The first Advocate is an excellent number. It is good reading from the beginning to the end, or at least nearly to the end. The editorials are delightfully written and very entertaining, somewhat light perhaps, but what one of us is prepared for things serious now? Of the "Two Sketches," the first is rather the more pleasing - it is happier - and there will be time enough for dismals later on. "A Fallen Idol" is good, very good in the beginning. "The dead silence of him who is drinking beer" is full of meaning. The Kodaks are rather entertaining as a whole. The first is not bad; the second, it seems to us, has not enough in it to justify its appearance in the Advocate; the third is excellent, very well worked up, though it would hardly be proper in a co-educational college; the fourth is good; the fifth is fair, but the sixth is bad and wholly untrue to Harvard life. We are not thoroughly barbarous here. Manliness and gentleness go hand in hand and shame at helping a little boy argues a childish and indecent state of things which does not exist.

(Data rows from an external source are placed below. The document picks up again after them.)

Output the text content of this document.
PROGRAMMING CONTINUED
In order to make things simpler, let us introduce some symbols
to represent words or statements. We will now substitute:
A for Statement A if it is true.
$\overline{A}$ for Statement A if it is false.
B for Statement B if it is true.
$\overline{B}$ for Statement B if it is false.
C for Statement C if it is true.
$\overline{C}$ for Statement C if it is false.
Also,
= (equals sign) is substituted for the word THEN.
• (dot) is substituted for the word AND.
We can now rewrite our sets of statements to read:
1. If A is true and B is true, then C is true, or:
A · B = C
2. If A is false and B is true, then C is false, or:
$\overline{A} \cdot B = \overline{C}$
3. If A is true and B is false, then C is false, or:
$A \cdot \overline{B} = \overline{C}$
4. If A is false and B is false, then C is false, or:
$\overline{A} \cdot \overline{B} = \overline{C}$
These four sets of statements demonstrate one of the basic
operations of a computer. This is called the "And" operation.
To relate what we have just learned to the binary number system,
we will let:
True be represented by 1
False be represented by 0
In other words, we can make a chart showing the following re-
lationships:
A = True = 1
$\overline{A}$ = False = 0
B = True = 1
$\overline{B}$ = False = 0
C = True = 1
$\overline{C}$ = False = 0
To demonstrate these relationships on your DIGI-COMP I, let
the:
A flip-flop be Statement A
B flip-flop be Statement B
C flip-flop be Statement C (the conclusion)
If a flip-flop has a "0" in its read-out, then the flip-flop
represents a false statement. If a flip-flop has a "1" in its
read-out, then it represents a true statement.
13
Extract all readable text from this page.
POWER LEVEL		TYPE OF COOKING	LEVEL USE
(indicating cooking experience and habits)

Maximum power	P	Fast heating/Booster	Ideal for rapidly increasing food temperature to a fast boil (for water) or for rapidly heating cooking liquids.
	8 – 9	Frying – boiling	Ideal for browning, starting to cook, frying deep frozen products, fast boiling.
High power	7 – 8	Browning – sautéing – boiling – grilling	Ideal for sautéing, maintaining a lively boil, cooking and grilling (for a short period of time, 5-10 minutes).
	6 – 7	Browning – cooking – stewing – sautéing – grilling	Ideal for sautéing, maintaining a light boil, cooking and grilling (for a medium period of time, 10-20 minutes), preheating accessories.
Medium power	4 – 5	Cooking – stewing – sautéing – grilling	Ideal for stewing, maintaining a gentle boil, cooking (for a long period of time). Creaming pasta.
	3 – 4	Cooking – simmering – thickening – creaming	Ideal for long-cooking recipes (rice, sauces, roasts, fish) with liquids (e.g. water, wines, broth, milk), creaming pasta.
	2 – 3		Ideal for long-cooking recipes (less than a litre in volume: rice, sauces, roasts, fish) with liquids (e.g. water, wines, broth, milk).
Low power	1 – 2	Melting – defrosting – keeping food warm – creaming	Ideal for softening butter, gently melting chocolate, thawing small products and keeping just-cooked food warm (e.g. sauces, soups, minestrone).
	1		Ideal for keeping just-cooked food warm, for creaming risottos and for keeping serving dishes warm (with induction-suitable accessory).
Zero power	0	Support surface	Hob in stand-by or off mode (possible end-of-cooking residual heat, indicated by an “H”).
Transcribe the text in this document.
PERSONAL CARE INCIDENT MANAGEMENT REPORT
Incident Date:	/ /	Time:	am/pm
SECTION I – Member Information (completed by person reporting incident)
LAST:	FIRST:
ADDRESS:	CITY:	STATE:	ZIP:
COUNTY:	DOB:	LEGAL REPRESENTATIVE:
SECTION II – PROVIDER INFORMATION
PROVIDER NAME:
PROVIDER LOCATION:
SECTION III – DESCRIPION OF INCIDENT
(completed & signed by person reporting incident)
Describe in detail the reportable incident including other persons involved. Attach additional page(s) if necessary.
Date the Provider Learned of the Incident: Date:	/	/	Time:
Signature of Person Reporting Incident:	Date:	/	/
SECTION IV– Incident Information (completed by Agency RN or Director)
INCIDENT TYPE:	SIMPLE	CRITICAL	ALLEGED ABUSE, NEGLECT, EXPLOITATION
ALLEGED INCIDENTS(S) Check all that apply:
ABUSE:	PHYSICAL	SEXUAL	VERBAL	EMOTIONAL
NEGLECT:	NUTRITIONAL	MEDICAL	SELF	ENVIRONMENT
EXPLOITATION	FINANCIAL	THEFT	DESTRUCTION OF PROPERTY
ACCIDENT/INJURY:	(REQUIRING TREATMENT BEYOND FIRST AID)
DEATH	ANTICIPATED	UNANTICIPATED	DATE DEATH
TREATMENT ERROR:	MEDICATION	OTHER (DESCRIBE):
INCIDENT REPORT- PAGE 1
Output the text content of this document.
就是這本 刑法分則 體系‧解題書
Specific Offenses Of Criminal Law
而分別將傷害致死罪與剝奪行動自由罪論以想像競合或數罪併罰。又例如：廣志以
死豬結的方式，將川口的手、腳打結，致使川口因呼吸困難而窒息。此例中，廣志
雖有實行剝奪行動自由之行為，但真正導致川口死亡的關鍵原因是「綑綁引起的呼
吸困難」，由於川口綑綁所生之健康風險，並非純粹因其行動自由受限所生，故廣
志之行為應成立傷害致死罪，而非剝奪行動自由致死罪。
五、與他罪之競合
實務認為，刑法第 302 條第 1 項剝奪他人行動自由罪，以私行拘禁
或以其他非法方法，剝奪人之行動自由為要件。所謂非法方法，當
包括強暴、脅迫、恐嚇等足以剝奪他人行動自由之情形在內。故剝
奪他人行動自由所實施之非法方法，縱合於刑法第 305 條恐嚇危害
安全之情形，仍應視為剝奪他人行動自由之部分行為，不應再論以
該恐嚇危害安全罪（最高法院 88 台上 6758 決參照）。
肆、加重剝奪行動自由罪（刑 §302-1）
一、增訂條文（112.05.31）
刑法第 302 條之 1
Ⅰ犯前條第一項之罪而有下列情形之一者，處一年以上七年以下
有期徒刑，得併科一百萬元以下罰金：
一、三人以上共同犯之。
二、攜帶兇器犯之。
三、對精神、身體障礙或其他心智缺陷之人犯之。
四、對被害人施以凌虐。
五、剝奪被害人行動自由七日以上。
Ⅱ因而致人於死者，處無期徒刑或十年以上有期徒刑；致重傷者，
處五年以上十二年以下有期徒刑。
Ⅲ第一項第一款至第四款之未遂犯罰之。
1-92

The Transitory Tramp' is a very good story, well told and abounding in happy expressions. Nothing could be better than Miss Eliza's expectation to be 'elaborately murdered' when they reached the second floor. And how expressive is 'in all her plump and peaceful life.' The interest of the story is kept up to the very last and the ending is as delightful as the beginning.
'Rouge et Noir' is a reminiscence of an alleged experience. It is good, the reminiscence, we mean, and there is the atmosphere of Paris about it all. There is not much in the plot, to be sure, but the descriptions make up for that lack.
The last piece in the number is a weak thing to our minds. The dialogue is decidedly reminiscent, in fact, it is simply a rehash of trashy plays and novels of English life. The hero poses as another Beau Brummel and talks of shopkeepers 'who ought to feel proud of his patronage. The good valet who pays his master's debts out of his savings, and the goodness of his heart, him we have met before. And the sketch is not improved by its tame tragic ending.
The verse of the number included two good little things, the quartrain signed "L. H." being very clever.